BitTorrent DHT Infrastructure

PeerBlight’s most innovative feature is its BitTorrent DHT fallback mechanism. The backdoor bootstraps into the DHT by connecting to legitimate BitTorrent infrastructure including router.bittorrent.com, router.utorrent.com, and dht.transmissionbt.com.

Upon joining the network, it registers itself with a node ID beginning with the hardcoded prefix “LOLlolLOL”, serving as a botnet identifier.​

Active scanning of the BitTorrent DHT network confirmed over 60 unique nodes with the LOLlolLOL prefix distributed across residential ISPs worldwide.

Snippet of the code that verifies the signature for DHT config.
Snippet of the code that verifies the signature for DHT config.

The configuration distribution protocol requires valid client version verification and includes RSA signature validation to prevent unauthorized parties from hijacking the botnet through fake configurations.

Researchers successfully extracted a live configuration from the DHT network dated October 30, 2025, revealing an active C2 server at 49.51.230[.]175:9898 hosted on Tencent Cloud infrastructure, confirming the campaign continues to distribute updated C2 actively addresses through the peer-to-peer network.

The tool provides comprehensive remote access capabilities including SOCKS5 proxy for network pivoting, TCP proxy for generic port forwarding, HTTP proxy with traffic manipulation features, FTP proxy for file transfers, and MSTSC for tunneling Remote Desktop Protocol connections.

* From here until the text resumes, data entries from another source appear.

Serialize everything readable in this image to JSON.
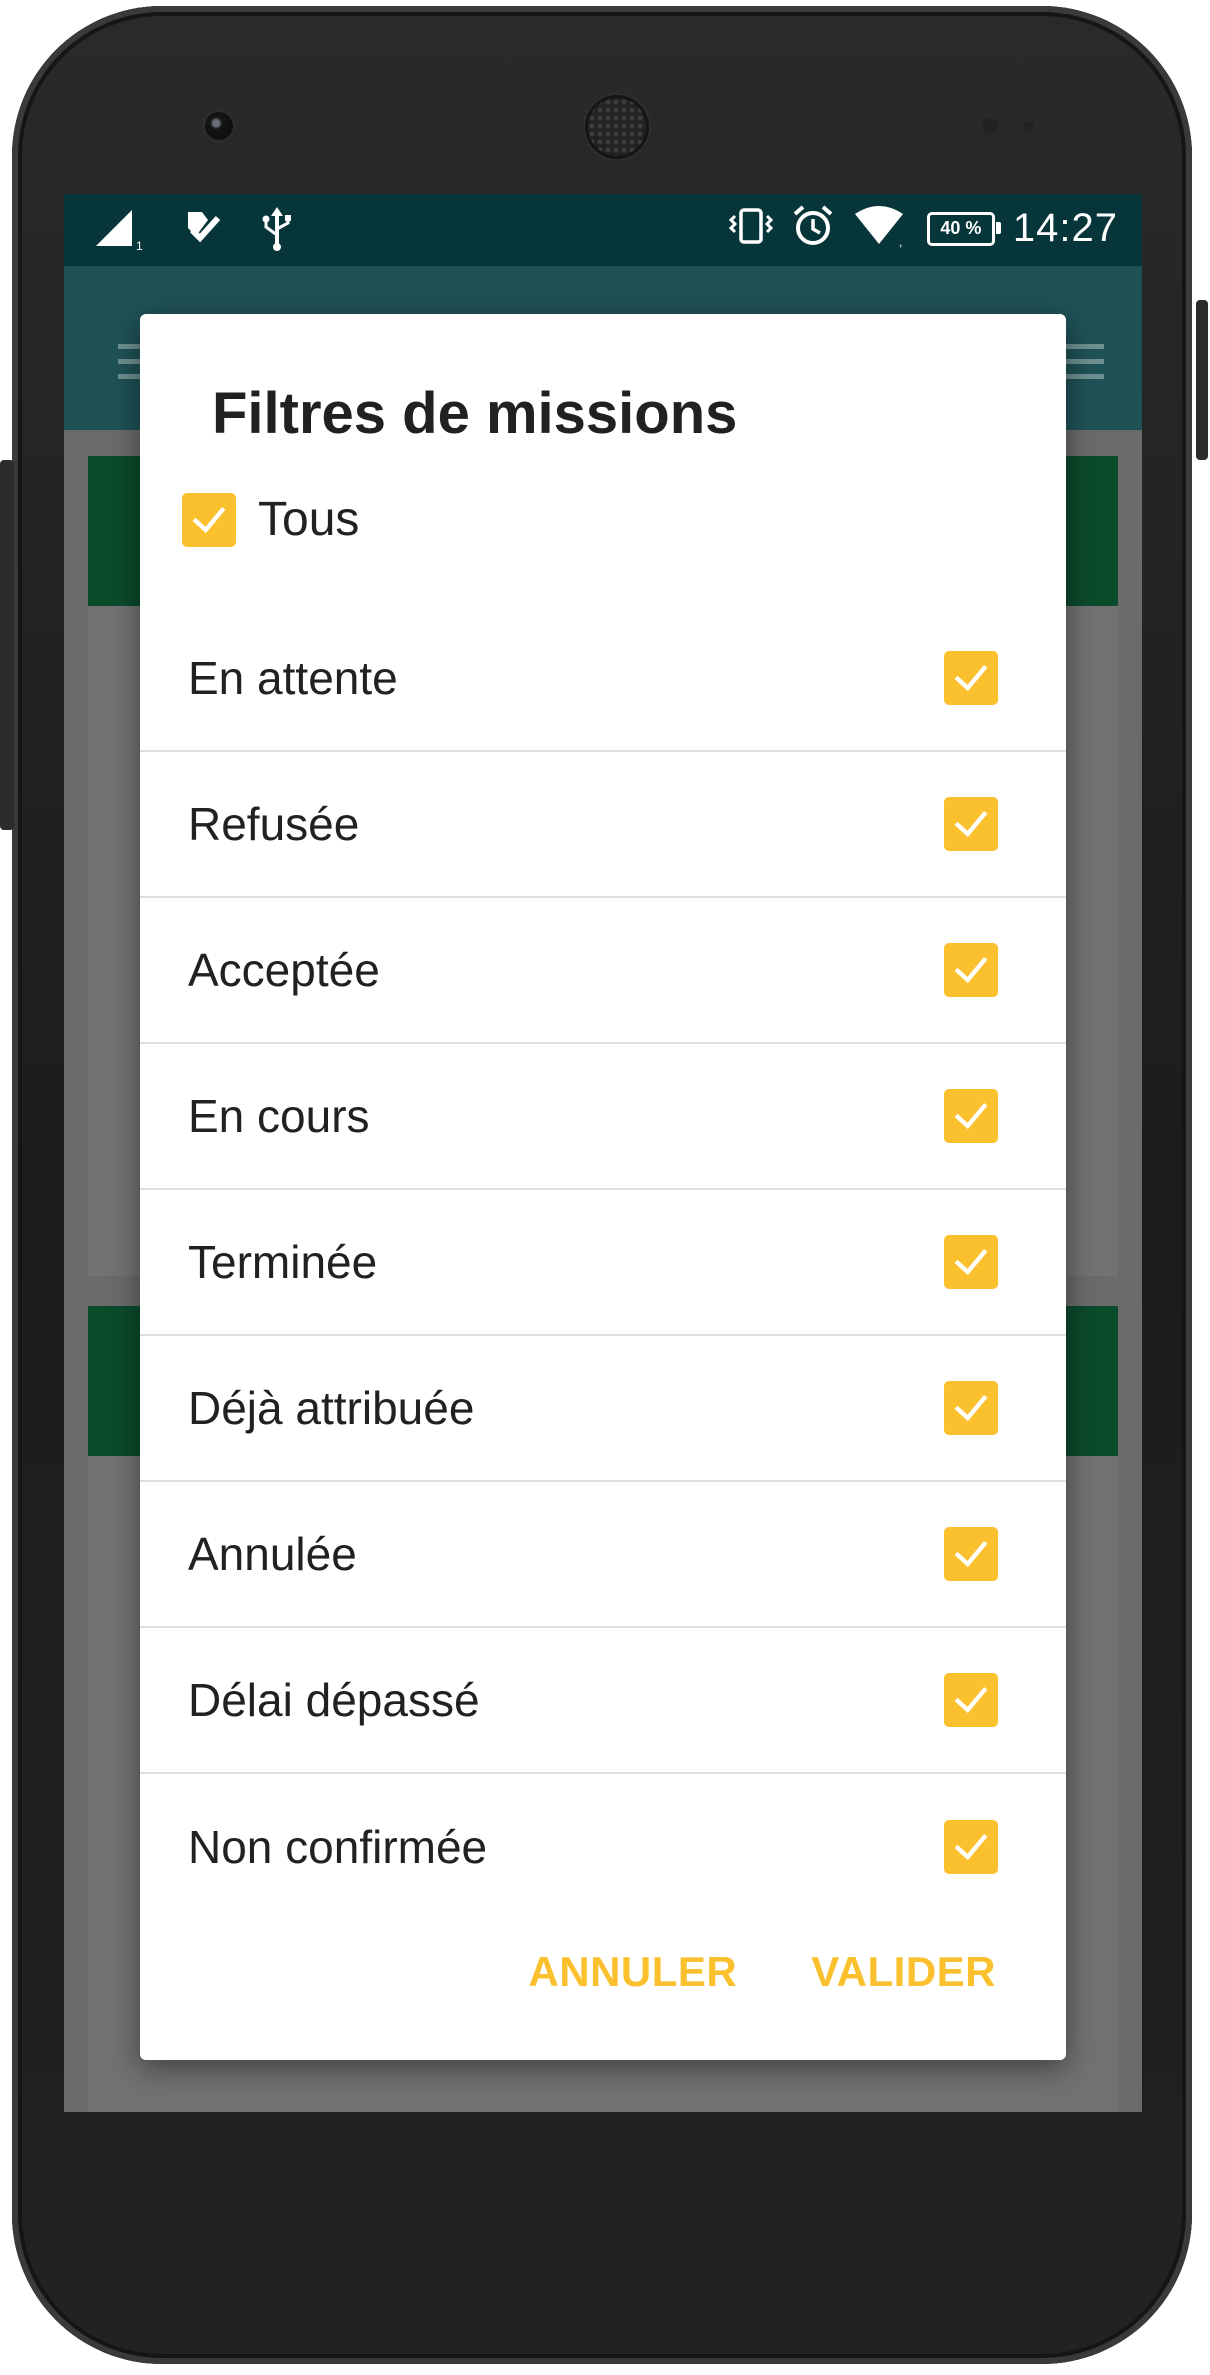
{
  "status_bar": {
    "time": "14:27",
    "battery_percent": "40 %",
    "icons": [
      "signal-icon",
      "task-check-icon",
      "usb-icon",
      "vibrate-icon",
      "alarm-icon",
      "wifi-icon",
      "battery-icon"
    ]
  },
  "dialog": {
    "title": "Filtres de missions",
    "select_all": {
      "label": "Tous",
      "checked": true
    },
    "items": [
      {
        "label": "En attente",
        "checked": true
      },
      {
        "label": "Refusée",
        "checked": true
      },
      {
        "label": "Acceptée",
        "checked": true
      },
      {
        "label": "En cours",
        "checked": true
      },
      {
        "label": "Terminée",
        "checked": true
      },
      {
        "label": "Déjà attribuée",
        "checked": true
      },
      {
        "label": "Annulée",
        "checked": true
      },
      {
        "label": "Délai dépassé",
        "checked": true
      },
      {
        "label": "Non confirmée",
        "checked": true
      }
    ],
    "cancel_label": "ANNULER",
    "confirm_label": "VALIDER"
  },
  "colors": {
    "accent": "#fbc02d",
    "status_bar": "#06353a",
    "toolbar_dimmed": "#1f5256",
    "card_header_dimmed": "#0b4b2c"
  }
}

The telnet server component spawns on port 2323 by default, providing interactive shell access to authenticated attackers.

Security teams also identified ZinFoq, a Go-based post-exploitation implant featuring interactive reverse shells, SOCKS5 proxy for network pivoting, and timestomping capabilities for anti-forensics.

The malware communicates with C2 infrastructure at api.qtss[.]cc using hex-encoded payloads and masquerades as Safari on macOS through its User-Agent string.

A Kaiji botnet variant was observed combining DDoS capabilities with persistence mechanisms and hardware watchdog abuse.

The malware opens /dev/misc/watchdog and writes null bytes continuously, forcing system reboots if the payload is killed, after which persistence mechanisms automatically restart it.

Mitigations

CVE-2025-55182 affects versions 19.0, 19.1.0, 19.1.1, and 19.2.0 of react-server-dom-webpack, react-server-dom-parcel, and react-server-dom-turbopack packages.

Organizations must immediately update to patched versions 19.0.1, 19.1.2, or 19.2.1. For Next.js applications affected by the downstream CVE-2025-66478 (now rejected as duplicate), Vercel has released the fix react2shell package.

Security teams should monitor for exploitation indicators including unauthorized systemd services, processes masquerading as kernel threads like [ksoftirqd], unexpected BitTorrent DHT traffic, and outbound FRP connections.

Network defenders should implement egress filtering to prevent reverse proxy tunneling and monitor for connections to identified C2 infrastructure including 185.247.224[.]41:8443, 49.51.230[.]175:9898, and associated domains.